Mr. Clacton patronized a vegetarian restaurant; Mrs. Seal
brought sandwiches, which she ate beneath the plane-trees in Russell
Square; while Mary generally went to a gaudy establishment,
upholstered in red plush, near by, where, much to the vegetarian's
disapproval, you could buy steak, two inches thick, or a roast section
of fowl, swimming in a pewter dish.
"The bare branches against the sky do one so much GOOD," Mrs. Seal
asserted, looking out into the Square.
"But one can't lunch off trees, Sally," said Mary.
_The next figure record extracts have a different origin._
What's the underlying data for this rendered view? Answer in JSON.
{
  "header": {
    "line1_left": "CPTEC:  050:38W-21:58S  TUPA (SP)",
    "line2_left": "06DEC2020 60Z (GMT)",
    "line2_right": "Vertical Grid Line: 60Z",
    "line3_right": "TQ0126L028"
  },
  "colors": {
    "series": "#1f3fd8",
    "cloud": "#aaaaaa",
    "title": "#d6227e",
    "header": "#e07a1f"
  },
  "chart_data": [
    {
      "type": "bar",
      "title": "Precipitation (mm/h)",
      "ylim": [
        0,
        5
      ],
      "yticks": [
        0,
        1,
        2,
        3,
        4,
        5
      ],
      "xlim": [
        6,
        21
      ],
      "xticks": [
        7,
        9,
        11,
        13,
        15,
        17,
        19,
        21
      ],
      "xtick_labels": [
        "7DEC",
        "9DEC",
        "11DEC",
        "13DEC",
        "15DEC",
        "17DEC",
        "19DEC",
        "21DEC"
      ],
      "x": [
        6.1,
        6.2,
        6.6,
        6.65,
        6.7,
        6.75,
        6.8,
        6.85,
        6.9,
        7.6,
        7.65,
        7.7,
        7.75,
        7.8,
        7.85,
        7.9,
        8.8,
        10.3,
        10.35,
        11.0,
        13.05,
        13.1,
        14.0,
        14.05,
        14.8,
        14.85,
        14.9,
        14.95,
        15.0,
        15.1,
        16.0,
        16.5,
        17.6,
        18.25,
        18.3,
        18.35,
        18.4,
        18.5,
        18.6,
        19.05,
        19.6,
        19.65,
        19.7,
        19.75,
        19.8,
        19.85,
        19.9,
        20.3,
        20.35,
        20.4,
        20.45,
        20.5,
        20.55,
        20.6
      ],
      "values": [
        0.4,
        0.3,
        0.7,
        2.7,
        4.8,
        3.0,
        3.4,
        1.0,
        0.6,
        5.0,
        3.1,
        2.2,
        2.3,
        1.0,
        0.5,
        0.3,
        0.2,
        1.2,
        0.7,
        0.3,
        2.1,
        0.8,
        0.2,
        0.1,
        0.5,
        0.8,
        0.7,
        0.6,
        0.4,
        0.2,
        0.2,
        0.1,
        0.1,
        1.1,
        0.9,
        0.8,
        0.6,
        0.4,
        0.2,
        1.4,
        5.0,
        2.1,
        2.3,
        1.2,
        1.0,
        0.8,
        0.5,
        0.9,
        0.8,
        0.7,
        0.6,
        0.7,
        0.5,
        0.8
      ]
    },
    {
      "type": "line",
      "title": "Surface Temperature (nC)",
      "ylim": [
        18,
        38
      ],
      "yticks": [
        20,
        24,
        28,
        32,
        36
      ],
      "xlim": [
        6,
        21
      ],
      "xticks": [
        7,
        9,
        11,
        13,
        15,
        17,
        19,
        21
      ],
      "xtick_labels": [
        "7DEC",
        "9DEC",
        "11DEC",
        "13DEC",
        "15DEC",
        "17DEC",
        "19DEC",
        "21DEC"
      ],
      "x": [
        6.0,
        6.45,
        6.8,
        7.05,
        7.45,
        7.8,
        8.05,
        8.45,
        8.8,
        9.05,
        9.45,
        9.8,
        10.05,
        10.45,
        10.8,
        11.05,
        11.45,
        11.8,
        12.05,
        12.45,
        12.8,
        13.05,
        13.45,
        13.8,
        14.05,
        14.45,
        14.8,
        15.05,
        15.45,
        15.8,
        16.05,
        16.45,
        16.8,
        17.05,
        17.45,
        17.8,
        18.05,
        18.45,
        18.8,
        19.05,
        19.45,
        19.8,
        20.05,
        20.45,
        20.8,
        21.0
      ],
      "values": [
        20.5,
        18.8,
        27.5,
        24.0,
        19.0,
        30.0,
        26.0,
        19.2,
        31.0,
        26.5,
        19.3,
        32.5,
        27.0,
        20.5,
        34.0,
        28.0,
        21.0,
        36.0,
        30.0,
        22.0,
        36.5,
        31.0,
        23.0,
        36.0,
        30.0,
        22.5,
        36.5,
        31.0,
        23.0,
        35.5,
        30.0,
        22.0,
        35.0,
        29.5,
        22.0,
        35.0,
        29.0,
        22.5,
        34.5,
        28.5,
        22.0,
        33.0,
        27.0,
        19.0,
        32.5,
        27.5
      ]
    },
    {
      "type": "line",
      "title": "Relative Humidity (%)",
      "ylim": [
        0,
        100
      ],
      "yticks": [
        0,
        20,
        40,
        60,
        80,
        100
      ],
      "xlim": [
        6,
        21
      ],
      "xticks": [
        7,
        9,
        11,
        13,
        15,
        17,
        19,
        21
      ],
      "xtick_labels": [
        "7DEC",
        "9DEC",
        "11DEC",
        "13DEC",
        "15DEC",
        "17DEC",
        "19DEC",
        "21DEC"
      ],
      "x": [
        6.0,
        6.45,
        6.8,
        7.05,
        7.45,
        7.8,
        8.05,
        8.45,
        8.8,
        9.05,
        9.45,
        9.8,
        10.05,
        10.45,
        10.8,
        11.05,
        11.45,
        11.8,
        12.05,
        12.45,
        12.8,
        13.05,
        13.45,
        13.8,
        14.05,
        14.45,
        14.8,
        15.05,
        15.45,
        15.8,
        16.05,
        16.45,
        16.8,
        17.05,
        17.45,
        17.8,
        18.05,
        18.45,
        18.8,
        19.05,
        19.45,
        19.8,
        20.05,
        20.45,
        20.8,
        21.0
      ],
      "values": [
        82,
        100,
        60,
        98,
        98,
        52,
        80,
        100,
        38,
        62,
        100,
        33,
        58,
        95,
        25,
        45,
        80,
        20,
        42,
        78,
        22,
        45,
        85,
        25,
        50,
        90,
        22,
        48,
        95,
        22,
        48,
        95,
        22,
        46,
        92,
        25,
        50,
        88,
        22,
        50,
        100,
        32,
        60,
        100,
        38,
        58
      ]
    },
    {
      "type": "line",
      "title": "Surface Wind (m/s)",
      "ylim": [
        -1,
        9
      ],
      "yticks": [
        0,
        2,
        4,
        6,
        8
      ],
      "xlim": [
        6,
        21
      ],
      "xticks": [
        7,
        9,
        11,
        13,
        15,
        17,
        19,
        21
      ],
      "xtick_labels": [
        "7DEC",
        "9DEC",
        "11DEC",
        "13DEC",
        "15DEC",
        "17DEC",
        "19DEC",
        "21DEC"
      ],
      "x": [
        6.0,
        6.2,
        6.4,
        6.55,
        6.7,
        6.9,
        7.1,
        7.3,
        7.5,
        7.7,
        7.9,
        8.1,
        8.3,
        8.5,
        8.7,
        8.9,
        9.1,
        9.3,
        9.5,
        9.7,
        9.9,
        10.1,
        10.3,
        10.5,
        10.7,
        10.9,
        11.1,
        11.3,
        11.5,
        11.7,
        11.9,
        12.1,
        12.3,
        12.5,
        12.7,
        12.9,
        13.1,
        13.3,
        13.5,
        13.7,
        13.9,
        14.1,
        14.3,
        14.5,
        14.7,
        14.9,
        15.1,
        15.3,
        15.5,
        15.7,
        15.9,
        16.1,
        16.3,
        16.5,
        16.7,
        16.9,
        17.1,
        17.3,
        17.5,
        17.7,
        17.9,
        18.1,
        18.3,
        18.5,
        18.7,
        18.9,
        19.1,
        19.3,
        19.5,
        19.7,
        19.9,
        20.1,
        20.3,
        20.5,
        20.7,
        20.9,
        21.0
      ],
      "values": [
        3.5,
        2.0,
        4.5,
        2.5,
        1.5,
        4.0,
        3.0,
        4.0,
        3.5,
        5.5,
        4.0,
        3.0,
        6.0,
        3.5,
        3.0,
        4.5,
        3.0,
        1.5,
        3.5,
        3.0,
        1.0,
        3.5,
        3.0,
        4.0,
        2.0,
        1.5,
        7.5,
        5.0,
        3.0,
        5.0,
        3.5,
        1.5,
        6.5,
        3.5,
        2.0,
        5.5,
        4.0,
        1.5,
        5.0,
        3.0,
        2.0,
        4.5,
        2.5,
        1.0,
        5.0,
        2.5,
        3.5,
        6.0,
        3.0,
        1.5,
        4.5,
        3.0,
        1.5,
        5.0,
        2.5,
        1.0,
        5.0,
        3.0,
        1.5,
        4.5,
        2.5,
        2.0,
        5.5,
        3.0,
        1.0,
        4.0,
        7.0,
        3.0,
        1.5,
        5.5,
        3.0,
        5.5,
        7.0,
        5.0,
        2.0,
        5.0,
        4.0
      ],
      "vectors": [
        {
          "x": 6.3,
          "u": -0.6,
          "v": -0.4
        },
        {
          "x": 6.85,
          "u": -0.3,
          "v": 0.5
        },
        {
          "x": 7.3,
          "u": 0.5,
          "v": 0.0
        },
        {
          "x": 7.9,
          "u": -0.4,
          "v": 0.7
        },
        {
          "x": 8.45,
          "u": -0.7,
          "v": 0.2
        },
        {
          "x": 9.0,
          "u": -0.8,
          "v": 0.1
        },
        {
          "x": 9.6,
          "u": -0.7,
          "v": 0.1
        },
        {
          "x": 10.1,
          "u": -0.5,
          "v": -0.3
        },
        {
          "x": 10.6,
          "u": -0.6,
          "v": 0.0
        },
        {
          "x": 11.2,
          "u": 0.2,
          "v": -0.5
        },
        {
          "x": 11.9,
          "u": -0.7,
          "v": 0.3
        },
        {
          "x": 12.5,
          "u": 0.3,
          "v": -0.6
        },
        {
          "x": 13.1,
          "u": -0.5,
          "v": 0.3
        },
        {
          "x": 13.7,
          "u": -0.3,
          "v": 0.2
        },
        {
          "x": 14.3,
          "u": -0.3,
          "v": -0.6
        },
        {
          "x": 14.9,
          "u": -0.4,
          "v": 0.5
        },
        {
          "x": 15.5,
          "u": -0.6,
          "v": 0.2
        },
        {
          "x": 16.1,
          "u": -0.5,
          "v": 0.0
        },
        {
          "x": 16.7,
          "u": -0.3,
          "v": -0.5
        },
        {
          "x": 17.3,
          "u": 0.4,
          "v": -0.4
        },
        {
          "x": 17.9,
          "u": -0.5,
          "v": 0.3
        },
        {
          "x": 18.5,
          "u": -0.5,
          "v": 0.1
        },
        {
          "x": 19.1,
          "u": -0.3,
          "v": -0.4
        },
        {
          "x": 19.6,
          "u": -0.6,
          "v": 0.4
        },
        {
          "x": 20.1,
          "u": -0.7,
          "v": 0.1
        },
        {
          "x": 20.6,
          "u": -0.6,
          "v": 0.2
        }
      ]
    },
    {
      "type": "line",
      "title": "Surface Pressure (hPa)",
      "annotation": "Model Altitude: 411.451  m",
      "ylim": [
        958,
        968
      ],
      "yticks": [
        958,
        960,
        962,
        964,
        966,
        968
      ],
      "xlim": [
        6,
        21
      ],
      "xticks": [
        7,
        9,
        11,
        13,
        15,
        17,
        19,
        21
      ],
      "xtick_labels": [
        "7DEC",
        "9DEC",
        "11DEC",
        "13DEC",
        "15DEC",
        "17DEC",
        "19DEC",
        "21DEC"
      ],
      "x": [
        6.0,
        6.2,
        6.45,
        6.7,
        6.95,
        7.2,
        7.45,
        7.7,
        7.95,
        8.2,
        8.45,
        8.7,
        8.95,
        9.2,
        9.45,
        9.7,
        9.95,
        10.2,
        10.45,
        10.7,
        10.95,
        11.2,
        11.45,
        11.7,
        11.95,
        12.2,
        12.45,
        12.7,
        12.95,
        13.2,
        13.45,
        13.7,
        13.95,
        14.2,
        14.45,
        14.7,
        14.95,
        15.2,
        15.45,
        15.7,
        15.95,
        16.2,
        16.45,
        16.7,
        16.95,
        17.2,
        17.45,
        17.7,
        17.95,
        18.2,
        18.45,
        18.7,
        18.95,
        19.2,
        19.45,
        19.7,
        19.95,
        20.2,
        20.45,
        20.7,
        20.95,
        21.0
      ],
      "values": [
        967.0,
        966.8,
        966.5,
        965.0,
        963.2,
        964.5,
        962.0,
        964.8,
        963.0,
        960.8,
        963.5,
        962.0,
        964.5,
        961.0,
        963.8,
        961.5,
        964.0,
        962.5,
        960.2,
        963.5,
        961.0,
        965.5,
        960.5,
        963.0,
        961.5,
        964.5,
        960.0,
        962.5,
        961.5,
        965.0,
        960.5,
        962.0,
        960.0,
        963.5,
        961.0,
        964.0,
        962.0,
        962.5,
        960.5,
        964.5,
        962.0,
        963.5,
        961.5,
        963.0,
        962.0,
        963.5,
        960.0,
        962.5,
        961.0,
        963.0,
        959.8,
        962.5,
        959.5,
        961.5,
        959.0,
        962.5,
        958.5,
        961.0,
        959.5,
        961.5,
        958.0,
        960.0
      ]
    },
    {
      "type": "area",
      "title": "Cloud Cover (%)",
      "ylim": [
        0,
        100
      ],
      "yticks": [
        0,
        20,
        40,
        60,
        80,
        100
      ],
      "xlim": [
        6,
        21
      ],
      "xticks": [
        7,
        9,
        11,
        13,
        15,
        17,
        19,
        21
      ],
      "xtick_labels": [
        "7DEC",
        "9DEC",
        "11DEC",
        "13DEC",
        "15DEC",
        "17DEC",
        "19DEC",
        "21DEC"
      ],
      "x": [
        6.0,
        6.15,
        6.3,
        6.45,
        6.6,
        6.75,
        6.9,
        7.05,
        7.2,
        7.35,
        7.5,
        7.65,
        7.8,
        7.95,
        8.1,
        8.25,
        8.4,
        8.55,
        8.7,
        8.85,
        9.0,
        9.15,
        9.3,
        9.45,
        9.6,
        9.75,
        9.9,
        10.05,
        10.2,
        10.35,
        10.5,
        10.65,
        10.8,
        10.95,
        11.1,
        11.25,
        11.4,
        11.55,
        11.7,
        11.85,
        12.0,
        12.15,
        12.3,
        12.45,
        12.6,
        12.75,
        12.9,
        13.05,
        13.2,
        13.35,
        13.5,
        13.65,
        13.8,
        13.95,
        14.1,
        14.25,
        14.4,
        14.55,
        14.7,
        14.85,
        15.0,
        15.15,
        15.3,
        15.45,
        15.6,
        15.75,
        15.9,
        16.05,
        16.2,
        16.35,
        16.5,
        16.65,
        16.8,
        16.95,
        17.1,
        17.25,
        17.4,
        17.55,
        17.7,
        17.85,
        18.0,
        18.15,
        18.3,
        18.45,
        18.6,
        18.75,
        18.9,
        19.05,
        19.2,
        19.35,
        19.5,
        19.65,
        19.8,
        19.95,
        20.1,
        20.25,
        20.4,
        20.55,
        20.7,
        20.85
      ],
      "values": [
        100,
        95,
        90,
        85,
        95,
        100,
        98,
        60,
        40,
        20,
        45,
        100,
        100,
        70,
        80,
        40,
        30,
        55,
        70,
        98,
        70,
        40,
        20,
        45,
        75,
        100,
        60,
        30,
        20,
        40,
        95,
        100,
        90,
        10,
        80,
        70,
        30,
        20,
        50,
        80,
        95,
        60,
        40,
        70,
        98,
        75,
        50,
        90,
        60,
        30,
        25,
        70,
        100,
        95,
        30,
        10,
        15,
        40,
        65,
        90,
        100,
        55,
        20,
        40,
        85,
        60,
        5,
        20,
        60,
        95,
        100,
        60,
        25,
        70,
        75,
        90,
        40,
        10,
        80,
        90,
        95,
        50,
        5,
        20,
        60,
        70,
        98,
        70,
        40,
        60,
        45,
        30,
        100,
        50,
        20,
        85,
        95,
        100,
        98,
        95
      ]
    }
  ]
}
"I confess I don't know how you manage it, Miss Datchet," Mr. Clacton
remarked. "I should sleep all the afternoon, I know, if I took a heavy
meal in the middle of the day."
"What's the very latest thing in literature?" Mary asked, good-
humoredly pointing to the yellow-covered volume beneath Mr. Clacton's
arm, for he invariably read some new French author at lunch-time, or
squeezed in a visit to a picture gallery, balancing his social work
with an ardent culture of which he was secretly proud, as Mary had
very soon divined.
So they parted and Mary walked away, wondering if they guessed that
she really wanted to get away from them, and supposing that they had
not quite reached that degree of subtlety.